Sitting inside a makeshift tent, 22-year-old Mohammed Shahrukh a carpenter by profession, says he does not know how he is going to start his life again. The rains on Thursday and Friday took away even the privilege of a dry mattress inside the tent for him to sit on.
“The mobs even stole my two gas cylinders, and all my utensils. They took all of my children’s clothes. They are now left with only one pair of clothes. How do we start again,” wonders Shahrukh.
In north-east Delhi’s Brijpuri, about a hundred Muslim families live in makeshift tents set up by the state government. Most families here are from Chand Bagh — one of the areas hit hardest during the riots. In the violence between Hindus and Muslims, at least 53 have died so far, while over 400 sustained injuries.
According to the Delhi Fire Services, at least 60 houses were set on fire between the nights of February 23 and 25, when rioting was at its peak. Over 1,000 vehicles — most of them motorcycles and auto-rickshaws — were burnt by mobs across different parts of north-east Delhi.

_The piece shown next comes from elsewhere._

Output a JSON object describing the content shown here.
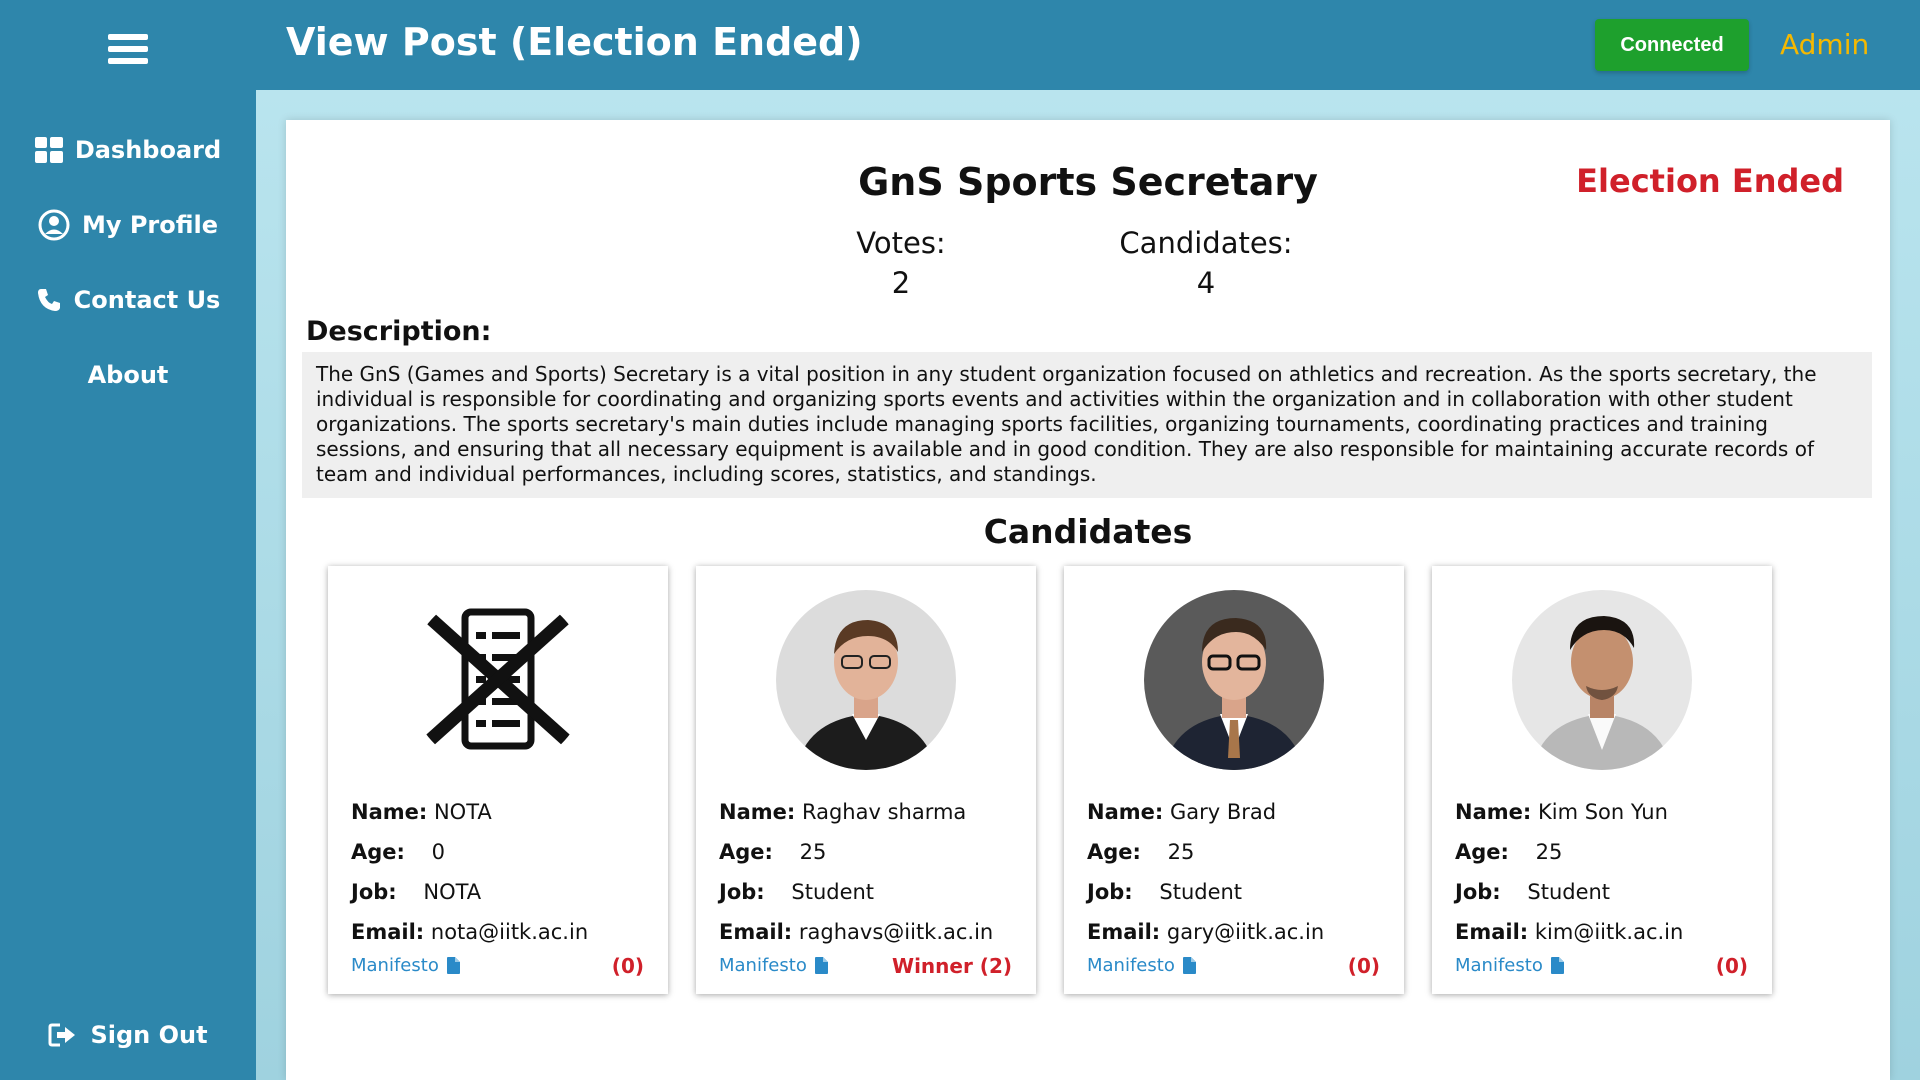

Sitting next to Shahrukh in the Mustafabad eidgah camp is 71-year-old Mohammed Sharafat, a tailor, who said that when he went back to his house almost a week after the riots to assess the damage, he found that rioters had sawed his bed into multiple pieces. His television set, which he had for 28 years was mangled, while the single-door fridge and the mattress were gone.
“The bed was old. It was made of a dense block of wood and was heavy. They could not take it. You know what they did instead? They sawed the bed into many pieces. Who does that? How is that hatred born,” he said.
The Delhi Police have arrested and detained about 1,500 persons from both communities who were allegedly involved in the violence. Two special investigation teams that are probing the 531 different cases related to the violence are sifting through CCTV camera footage to identify rioters.
At the women’s section of the Mustafabad camp, people said the cramped, damp conditions led them to worry about contracting skin infections and other diseases. Hundreds of them are bundled into around 10 makeshift tents set up next to each other. Most women say mobs targeted their clothes and jewellery.
Nagma, 22, has been wearing the same set of clothes since she fled her house on February 25. She says she has no other clothes to change into. She was about get married next week. Her father had bought her new clothes for the wedding. The rioters ensured that not a scrap of those garments remain. Now, sitting under nothing but a sheet of tarpaulin, she has nothing left to change into.
“All those things are gone now, along with the jewellery. Those rioters had enough time to rummage through our clothes and take what was new. Before leaving, they set the old clothes on fire,” she said.
Even so, lack of food, stolen clothes and broken television sets are a smaller concern, the families say. Their bigger worry is the fear of returning to the narrow lanes of north-east Delhi, their home for decades.
For many like Shahrukh, though, whose homes have turned to ash, even that possibility is gone.
He is now, as he says, merely an occupant of tent number 1.